India’s devastating second wave is already impacting Africa. In March, Covax, the global vaccine-sharing initiative, confirmed its plans to allocate the AstraZeneca vaccine to African countries, which make up 40 of the 64 low-income countries being supported by the initiative. Using population size as a guide, Covax’s first allocation round divided up 64.5 million doses of the vaccine to be distributed to African nations through May 2021, all to be manufactured by the Serum Institute of India (SII).

That plan came to a grinding halt when the SII restricted exports of vaccines towards the end of March, as a second, more virulent wave of Covid-19 swept through the country. “As India confronts a truly dreadful wave of the pandemic, it is clear that all Indian vaccine production—for the next month at least—will be committed to protecting its own citizens,” a spokesperson for Gavi, the vaccine alliance helping to coordinate Covax, told Quartz Africa. The group is working to secure vaccines from other manufacturers and high-income countries before announcing further allocations.

With some of the vials already distributed, vaccine programs on the continent have been thrown into disarray, as countries scramble to delay and find supplies for a second dose.

The heat map below, which shows the proportion of initial vaccines allocated through this program to Africa, illustrates the degree to which the continent was dependent on India for its vaccine drives.

Covax’s current portfolio includes some Pfizer doses. In February, it announced plans to procure Novavax vaccines—also to be produced by SII.

A vaccine portfolio that has several options with diverse manufacturing and distribution arms has been critical to the success of vaccine drives in countries like the US. Africa is playing catch up in this regard. In early April, the African Union (AU) decided to ditch plans to secure more AstraZeneca doses itself to avoid duplicating Covax, and has secured 400 million doses from Johnson & Johnson. They will be delivered from the start of the third quarter of the year, says Dr John Nkengasong, the director of the Africa Centre for Disease Control.

“That is what we have in the hands, and we are doing all we can to address the situation from the African Union side as much as possible,” he said in a weekly press briefing on Thursday. “But we find ourselves collectively in a very very dire situation.”

The pandemic has raised critical questions over why Africa was unable to develop its own vaccine, and why its efforts to distribute them have been so slow. According to the Africa CDC, African nations had received more than 37 million vaccine doses and administered only about 18 million. This week, the Democratic Republic of Congo returned 1.3 million doses of the AstraZeneca vaccine, which it had received through Covax, because it did not believe it could distribute them before their expiration date. They will be sent to nearby countries where vaccination campaigns are already underway.

Dr. Nkengasong attributed the slow vaccination to Africa’s “fragile” health systems. Not only are there insufficient healthcare workers to vaccinate people, those that are in action need to be trained and equipped to deal with Covid-19.

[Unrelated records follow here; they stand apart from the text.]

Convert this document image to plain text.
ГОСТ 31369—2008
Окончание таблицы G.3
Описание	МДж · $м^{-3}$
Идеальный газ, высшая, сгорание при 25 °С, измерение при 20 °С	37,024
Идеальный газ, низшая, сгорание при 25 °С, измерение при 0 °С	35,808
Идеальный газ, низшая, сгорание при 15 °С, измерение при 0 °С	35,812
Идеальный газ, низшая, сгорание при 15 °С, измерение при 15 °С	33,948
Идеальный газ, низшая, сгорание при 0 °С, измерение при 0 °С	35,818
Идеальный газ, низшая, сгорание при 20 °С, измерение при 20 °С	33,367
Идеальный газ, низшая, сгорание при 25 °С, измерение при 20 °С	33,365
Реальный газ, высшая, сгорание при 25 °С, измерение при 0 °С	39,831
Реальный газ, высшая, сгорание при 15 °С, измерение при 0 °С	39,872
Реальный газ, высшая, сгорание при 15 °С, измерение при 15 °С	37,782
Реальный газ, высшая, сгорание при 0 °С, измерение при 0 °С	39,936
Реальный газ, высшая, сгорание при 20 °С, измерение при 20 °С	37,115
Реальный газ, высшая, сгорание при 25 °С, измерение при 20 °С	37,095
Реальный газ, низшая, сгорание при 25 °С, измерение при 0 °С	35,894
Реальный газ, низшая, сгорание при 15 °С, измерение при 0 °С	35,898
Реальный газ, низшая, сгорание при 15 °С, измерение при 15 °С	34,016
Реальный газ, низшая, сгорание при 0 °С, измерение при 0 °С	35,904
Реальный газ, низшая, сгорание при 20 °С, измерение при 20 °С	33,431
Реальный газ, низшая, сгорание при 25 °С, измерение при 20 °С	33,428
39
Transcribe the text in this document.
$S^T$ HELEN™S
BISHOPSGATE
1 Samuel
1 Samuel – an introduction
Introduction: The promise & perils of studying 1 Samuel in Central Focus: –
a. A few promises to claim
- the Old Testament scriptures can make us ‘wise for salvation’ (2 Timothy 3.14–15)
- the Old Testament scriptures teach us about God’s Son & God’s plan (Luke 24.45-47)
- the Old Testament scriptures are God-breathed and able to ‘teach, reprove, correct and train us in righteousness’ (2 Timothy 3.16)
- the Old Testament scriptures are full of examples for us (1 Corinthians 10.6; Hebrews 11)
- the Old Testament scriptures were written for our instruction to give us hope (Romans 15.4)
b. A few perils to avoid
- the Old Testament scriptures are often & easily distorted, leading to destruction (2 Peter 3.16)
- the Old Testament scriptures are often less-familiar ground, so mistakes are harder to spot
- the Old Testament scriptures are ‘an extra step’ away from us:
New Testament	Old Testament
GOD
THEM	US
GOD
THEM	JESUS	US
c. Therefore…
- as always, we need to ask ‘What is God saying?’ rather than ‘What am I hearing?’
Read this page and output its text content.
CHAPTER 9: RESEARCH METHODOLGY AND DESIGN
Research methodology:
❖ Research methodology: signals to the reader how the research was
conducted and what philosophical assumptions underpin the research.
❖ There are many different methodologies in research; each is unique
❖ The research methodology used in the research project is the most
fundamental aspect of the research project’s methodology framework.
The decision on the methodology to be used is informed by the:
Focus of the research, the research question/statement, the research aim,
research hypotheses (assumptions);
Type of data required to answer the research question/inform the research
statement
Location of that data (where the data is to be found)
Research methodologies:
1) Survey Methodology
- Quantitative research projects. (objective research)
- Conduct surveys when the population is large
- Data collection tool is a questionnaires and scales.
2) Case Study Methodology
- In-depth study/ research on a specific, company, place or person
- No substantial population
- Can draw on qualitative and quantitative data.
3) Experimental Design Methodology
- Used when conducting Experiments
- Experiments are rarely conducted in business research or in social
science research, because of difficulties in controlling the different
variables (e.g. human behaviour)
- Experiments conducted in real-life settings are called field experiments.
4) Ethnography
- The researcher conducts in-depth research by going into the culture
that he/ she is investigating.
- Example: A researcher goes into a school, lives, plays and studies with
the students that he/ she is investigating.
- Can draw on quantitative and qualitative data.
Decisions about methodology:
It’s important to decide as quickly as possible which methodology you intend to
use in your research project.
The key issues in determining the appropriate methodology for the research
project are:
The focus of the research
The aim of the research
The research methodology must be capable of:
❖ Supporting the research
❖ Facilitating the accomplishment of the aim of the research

“In other vaccination scenarios like measles, polio, you don’t need to wear a whole suit, set up things. But here, you still have to make sure that you maintain the infection-prevention-control measures as much as possible,” he said.

While African governments can do a lot to improve their vaccine portfolios, procurement, and distribution plans, they shouldn’t stand alone. Western countries are starting to catch up to the fact that their own recovery from the pandemic is intimately linked to the recovery of the world’s most neglected nations.

Yes, countries like the US, Canada, and the UK are pouring money and equipment into the problem. A more powerful approach would be to stand shoulder to shoulder with those most vulnerable by unlocking their own surplus of vaccines and waiving intellectual property protections in order for countries to manufacture their own generic versions at home.

The coronavirus pandemic is a creature of a globalized world, which means, as the Guardian’s Hannah Ellis-Petersen recently said, India’s crisis is the world’s crisis.  The only way to bring about its end is if the world confronts that fact together.